When some investors hear the phrase “hard money loan” they tend to get nervous and think about shady lenders and unseemly business practices. They also think about paying sky high interest rates on short-term loans.
There may have been a time when hard money lending had a negative reputation. But that is all in the past. Hard money loans are much more popular and a lot safer these days.
We’ll tell you about these loans, the best properties to buy with these loans, expected interest rates, and more. So stick around to discover how to leverage hard money for real estate deals.
The Truth about Hard Money Loans
The best definition of a hard money loan is one that’s considered a short-term loan. But the specific purpose of this loan is that it is made by being secured by real estate. And the funding comes from private investors, not a typical mortgage lender or financial institution. Although private loans will occasionally come from a fund of investors.
The terms of this loan are very different than your traditional 15 or 30 year mortgage. This is a short-term loan, meaning that it will typically last for a specific short amount of time. On average, you can expect the life of the loan to last for:
- 12 months
- the loan can have the terms extended for another 2 to 5 years
So again, this is very different than a typical mortgage. And the way the loan is repaid is very different from a typical loan.

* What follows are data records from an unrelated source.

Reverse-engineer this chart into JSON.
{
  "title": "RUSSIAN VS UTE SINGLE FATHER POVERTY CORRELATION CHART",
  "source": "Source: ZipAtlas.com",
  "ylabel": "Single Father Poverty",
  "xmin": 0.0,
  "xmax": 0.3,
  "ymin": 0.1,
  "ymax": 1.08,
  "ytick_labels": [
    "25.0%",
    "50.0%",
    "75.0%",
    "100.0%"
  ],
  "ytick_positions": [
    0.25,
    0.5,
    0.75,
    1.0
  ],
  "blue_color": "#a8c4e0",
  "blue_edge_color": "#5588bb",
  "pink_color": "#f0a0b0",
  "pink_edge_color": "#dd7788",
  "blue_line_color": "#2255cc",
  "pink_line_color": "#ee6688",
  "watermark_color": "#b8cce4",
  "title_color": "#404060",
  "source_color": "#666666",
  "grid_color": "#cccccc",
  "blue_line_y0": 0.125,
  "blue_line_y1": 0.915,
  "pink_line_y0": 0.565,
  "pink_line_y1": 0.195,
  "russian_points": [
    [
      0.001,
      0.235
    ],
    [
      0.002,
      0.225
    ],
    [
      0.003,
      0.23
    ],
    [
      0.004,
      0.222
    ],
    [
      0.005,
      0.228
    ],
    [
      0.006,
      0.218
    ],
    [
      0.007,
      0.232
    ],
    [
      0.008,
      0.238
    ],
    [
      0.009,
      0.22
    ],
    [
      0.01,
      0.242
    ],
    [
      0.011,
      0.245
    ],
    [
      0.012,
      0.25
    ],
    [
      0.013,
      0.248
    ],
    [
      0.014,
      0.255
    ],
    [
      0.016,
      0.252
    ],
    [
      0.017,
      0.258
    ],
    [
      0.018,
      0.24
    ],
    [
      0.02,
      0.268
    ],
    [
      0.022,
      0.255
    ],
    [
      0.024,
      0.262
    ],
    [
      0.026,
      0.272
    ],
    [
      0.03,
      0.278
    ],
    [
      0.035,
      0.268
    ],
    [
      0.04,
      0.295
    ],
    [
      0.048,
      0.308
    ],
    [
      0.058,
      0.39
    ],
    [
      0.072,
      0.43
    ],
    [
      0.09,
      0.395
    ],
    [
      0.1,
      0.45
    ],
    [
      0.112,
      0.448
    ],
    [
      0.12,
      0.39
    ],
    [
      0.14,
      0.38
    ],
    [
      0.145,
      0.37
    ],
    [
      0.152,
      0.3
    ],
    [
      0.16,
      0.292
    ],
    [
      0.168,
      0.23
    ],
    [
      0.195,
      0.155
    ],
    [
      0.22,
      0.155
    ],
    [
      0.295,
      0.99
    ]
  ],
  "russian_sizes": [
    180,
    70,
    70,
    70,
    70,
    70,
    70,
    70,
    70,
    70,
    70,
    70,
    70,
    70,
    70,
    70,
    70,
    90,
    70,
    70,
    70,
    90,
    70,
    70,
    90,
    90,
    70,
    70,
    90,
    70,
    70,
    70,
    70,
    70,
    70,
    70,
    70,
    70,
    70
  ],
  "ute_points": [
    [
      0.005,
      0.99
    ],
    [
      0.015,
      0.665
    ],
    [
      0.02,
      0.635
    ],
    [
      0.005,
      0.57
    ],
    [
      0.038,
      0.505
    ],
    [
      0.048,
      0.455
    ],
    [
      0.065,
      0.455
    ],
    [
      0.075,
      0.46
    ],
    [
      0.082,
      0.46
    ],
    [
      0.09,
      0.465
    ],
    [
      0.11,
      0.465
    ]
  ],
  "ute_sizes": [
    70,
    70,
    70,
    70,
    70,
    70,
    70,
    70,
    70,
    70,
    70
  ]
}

At first, you are only going to pay one of two types of payments. The structure of your loan could consist of:
- interest only payments and a balloon payment to pay off the principal
- heavy interest payments with small principle and a balloon payment to pay off the rest of the principal
As far as paying the principal goes, this will typically happen at the end of the term of the loan. So you must have the capital available to cover paying off the loan in full at the end of the agreed-upon term.
Also Read: Can You Flip Property With No Money Down?
The Best Types of Properties/Deals for Hard Money Loans
Obviously, if you intend to purchase a home and own it for the next 30 years a hard money loan is not the right choice. But there are other situations when this loan makes a great deal of sense. The ideal situations for a hard money loan acquisition include:
- loans for land purposes
- loans for construction
- buying property to fix and flip
- short-term loan if you have credit issues
- short-term borrowing to act quickly in an effort to acquire an excellent deal
Expected Interest Rates of Hard Money Loans
On average, you can expect to pay anywhere from 10% to 15% interest depending on the terms coming from the specific lender. And the points on the loan could go from 2% to 4%, which works out to about the percentage of the total borrowed.
Again, other factors are involved like loan to value ratio and the particular lender themselves. So these terms are just average ballpark figures and nothing is set in stone.
In conclusion, taking out a hard money loan is a good idea in some situations but not all of them. Read through this information again to determine if you are the right candidate for leveraging hard money for real estate deals.